The former Manchester police detective who exposed a pedophile ring in Rochdale — and resigned in 2012 over the failure of the system to bring the perpetrators to justice — recently broke her silence. She told the British press about the abuse to which she was subjected in her department for attempting to reveal that the perpetrators were Muslim men of Pakistani origin.
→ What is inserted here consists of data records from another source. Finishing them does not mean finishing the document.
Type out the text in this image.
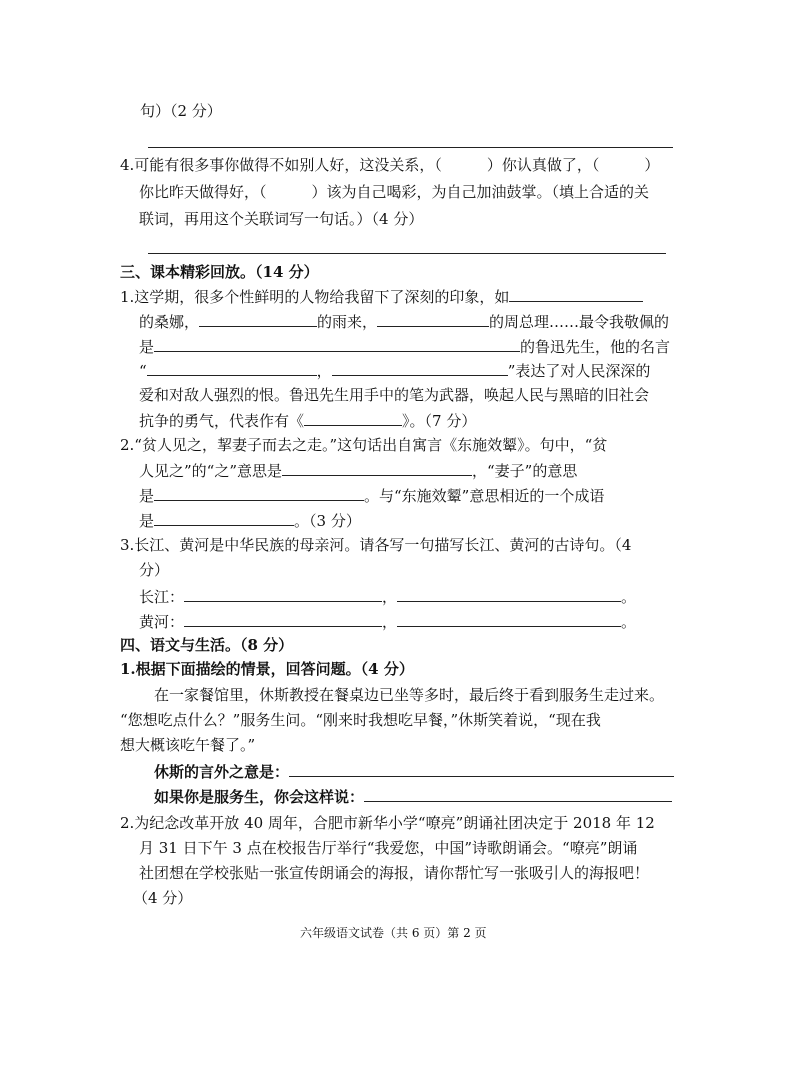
句）（2 分）
4.可能有很多事你做得不如别人好，这没关系，（　　　）你认真做了，（　　　）
你比昨天做得好，（　　　）该为自己喝彩，为自己加油鼓掌。（填上合适的关
联词，再用这个关联词写一句话。）（4 分）
三、课本精彩回放。（14 分）
1.这学期，很多个性鲜明的人物给我留下了深刻的印象，如
的桑娜，	的雨来，	的周总理……最令我敬佩的
是	的鲁迅先生，他的名言
“	，	”表达了对人民深深的
爱和对敌人强烈的恨。鲁迅先生用手中的笔为武器，唤起人民与黑暗的旧社会
抗争的勇气，代表作有《	》。（7 分）
2.“贫人见之，挈妻子而去之走。”这句话出自寓言《东施效颦》。句中，“贫
人见之”的“之”意思是	，“妻子”的意思
是	。与“东施效颦”意思相近的一个成语
是	。（3 分）
3.长江、黄河是中华民族的母亲河。请各写一句描写长江、黄河的古诗句。（4
分）
长江：	，	。
黄河：	，	。
四、语文与生活。（8 分）
1.根据下面描绘的情景，回答问题。（4 分）
在一家餐馆里，休斯教授在餐桌边已坐等多时，最后终于看到服务生走过来。
“您想吃点什么？”服务生问。“刚来时我想吃早餐，”休斯笑着说，“现在我
想大概该吃午餐了。”
休斯的言外之意是：
如果你是服务生，你会这样说：
2.为纪念改革开放 40 周年，合肥市新华小学“嘹亮”朗诵社团决定于 2018 年 12
月 31 日下午 3 点在校报告厅举行“我爱您，中国”诗歌朗诵会。“嘹亮”朗诵
社团想在学校张贴一张宣传朗诵会的海报，请你帮忙写一张吸引人的海报吧！
（4 分）
六年级语文试卷（共 6 页）第 2 页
Maggie Oliver explained that the reason she decided to come forward with her story was the discovery that a former colleague, detective John Wedger, not only had experienced similar bullying at the hands of the Greater Manchester Police department, but is suffering from post-traumatic stress disorder as a result of his ordeal. Wedger said he was forced into early retirement in October, after more than two decades of service, due to his mental state. His shaky condition was caused, he said, by the behavior of his colleagues and superiors, who were aware that children were being sexually exploited; not only did they dismiss the fact, however, but at least one officer was providing the perpetrators with information about the investigation.
Oliver recounted that her assignment during what was dubbed “Operation Span” was to gain the confidence of the victims and encourage them to speak about their abusers. She claimed that once the children started pointing fingers at mostly Muslim men, the police department began to downplay her findings.
Oliver and Wedger were not the only secondary victims of Operation Span, however. In May 2017, a few months before their stories were made public, the chief executive of the Association of Police and Crime Commissioners, Nazir Afzal, was forced to resign over harsh statements he made about Islamists, following the Manchester Arena bombing.